While of course it’s important to try to achieve your goals, sometimes the striving is just as important as actually achieving them. Any word you wrote because of NaNo is one more word than you would have written without it. And that’s a win.
So even if you only wrote 1,000 or 100 or 10 words because of NaNoWriMo, you won in spirit. Congratulations!
Goals for Next Year
The first time I really participated in Nano was 2014. I won that year, and the year after, working on the same book. This year, I was determined to finish that book. And I kind of did! I wrote an ending, including a climax, a denouement, and the words ‘The End.’ It was incredibly satisfying. I do still have some of the middle I need to figure out.

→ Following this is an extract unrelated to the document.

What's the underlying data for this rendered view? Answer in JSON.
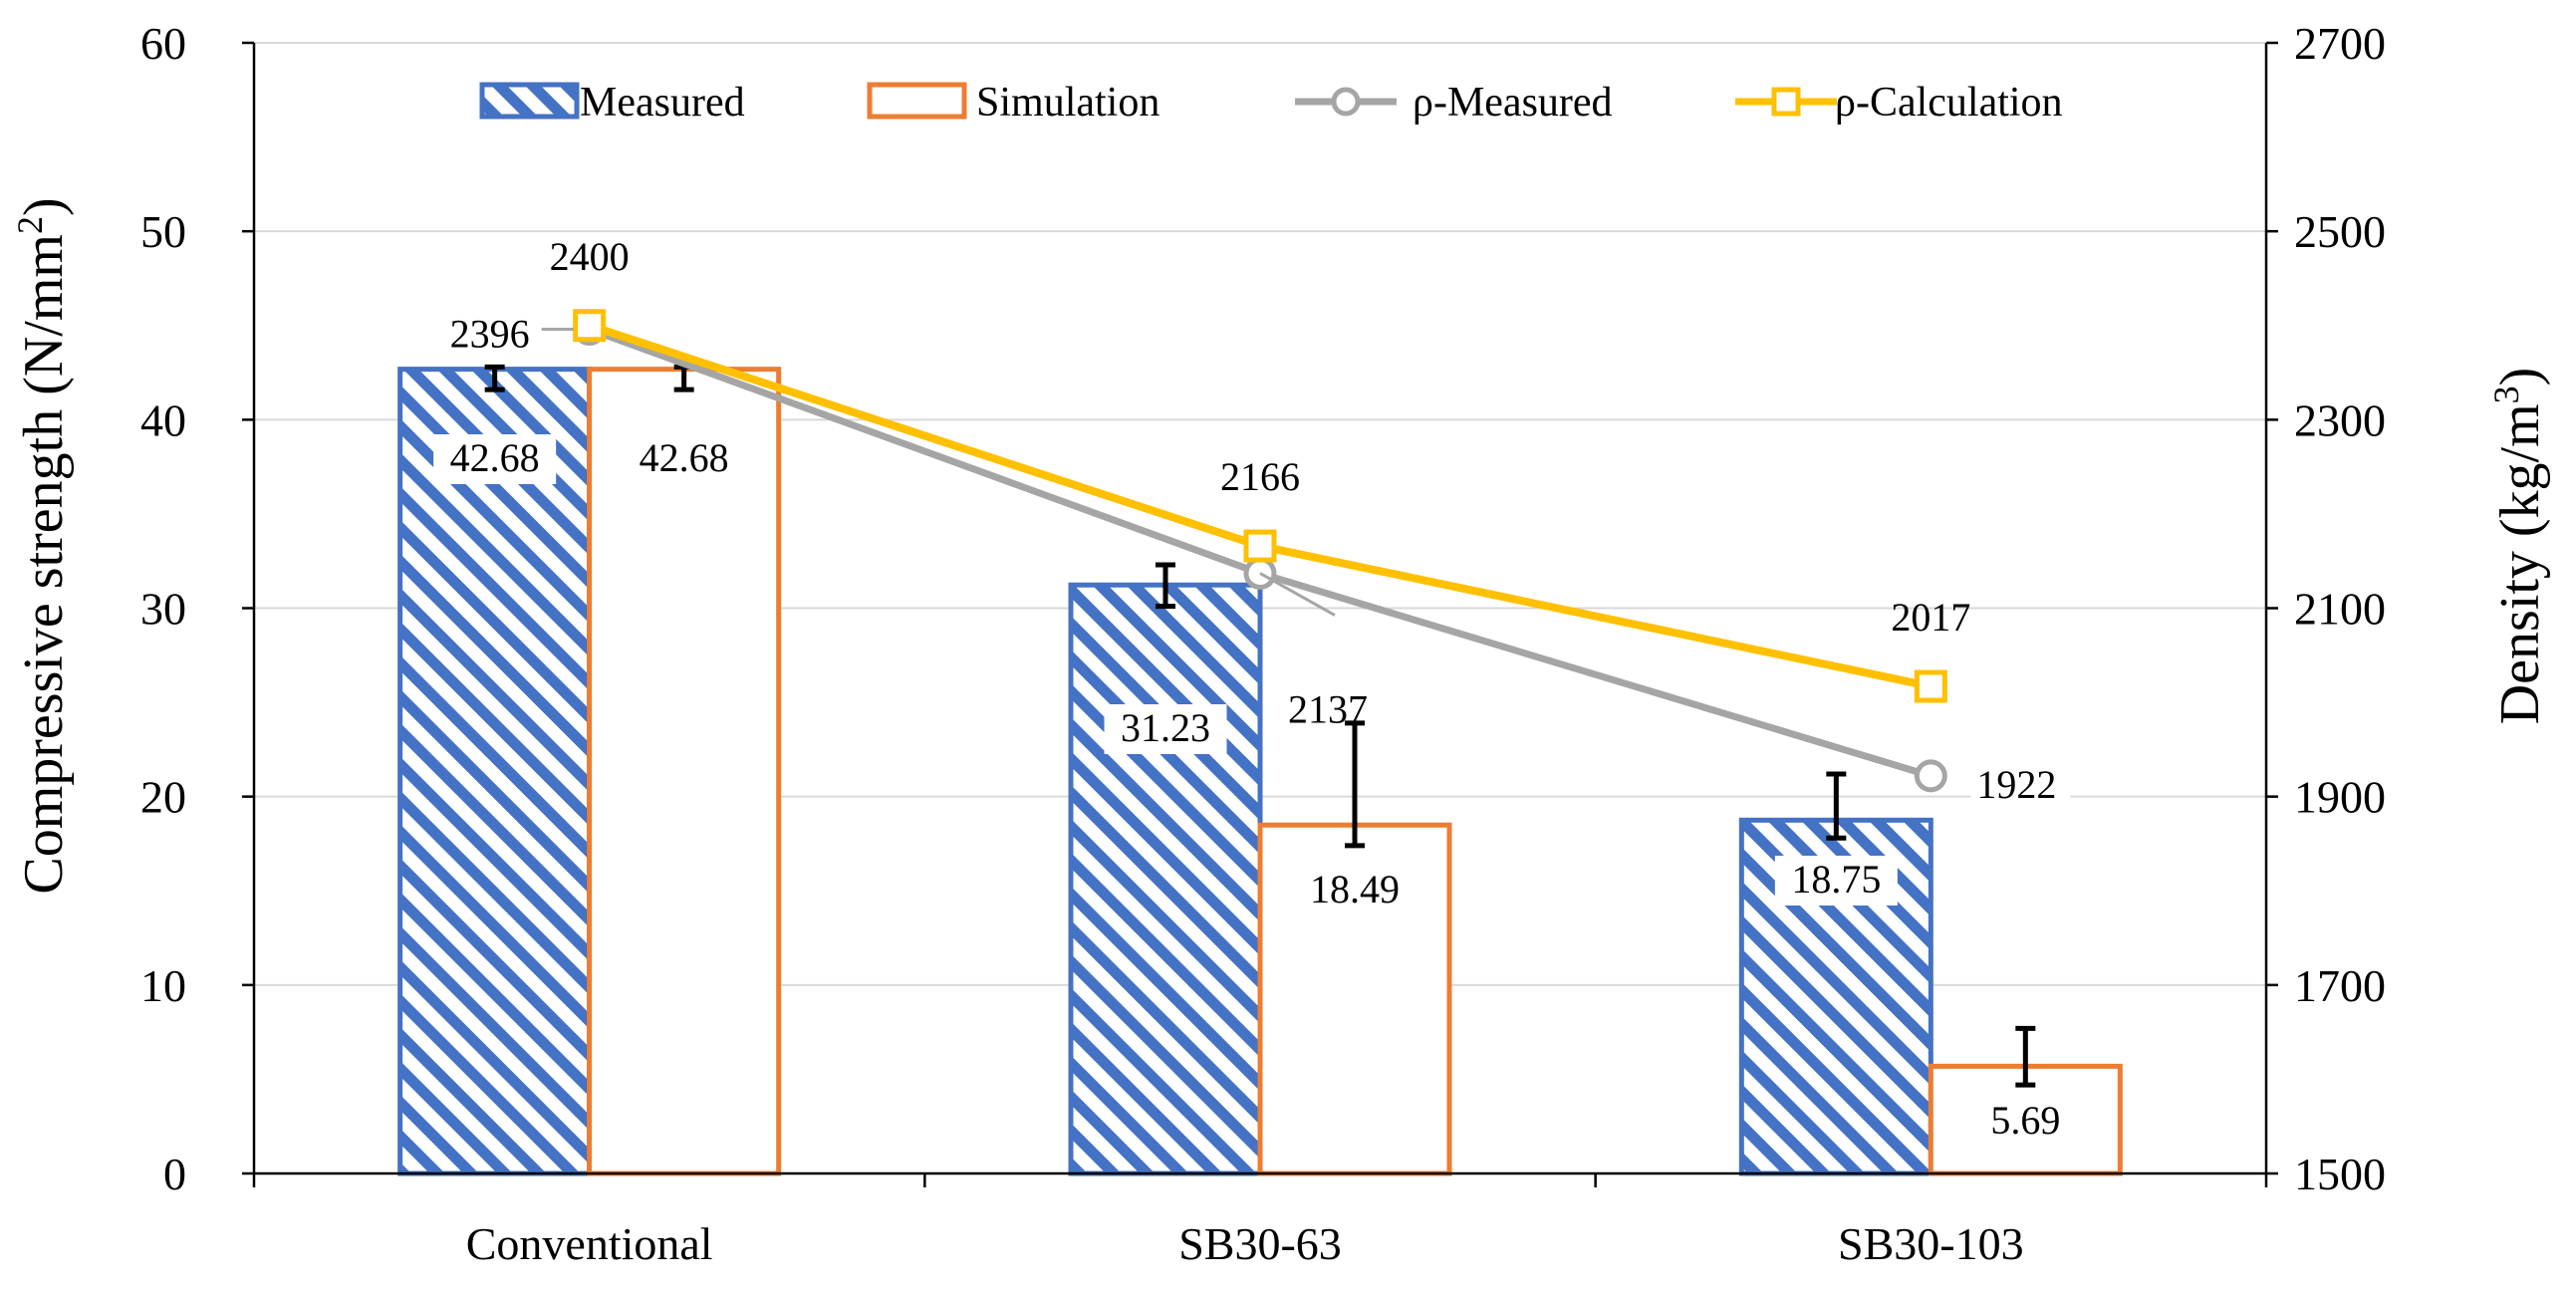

But for the first time, I know what the ending is. Hopefully that will make a huge difference as I go back through in the next few months and edit what I wrote. And that is one of my goals; to keep up writing (if not quite so many words per day) in the coming months.
Because I’d really like to wrap up that book. For next year’s NaNo, I am starting fresh. The novel I worked on this year has been languishing in my brain for over four years. It’s gotten lost and found, reformatted and re-imagined. That novel picked up a lot of baggage along the way. I’m going to come to next year’s NaNo with an entirely new idea, with a complete outline, and I’m going to see if I can write the full novel in a month. The purist way.
Voila my NaNo 2018 lessons. What were yours?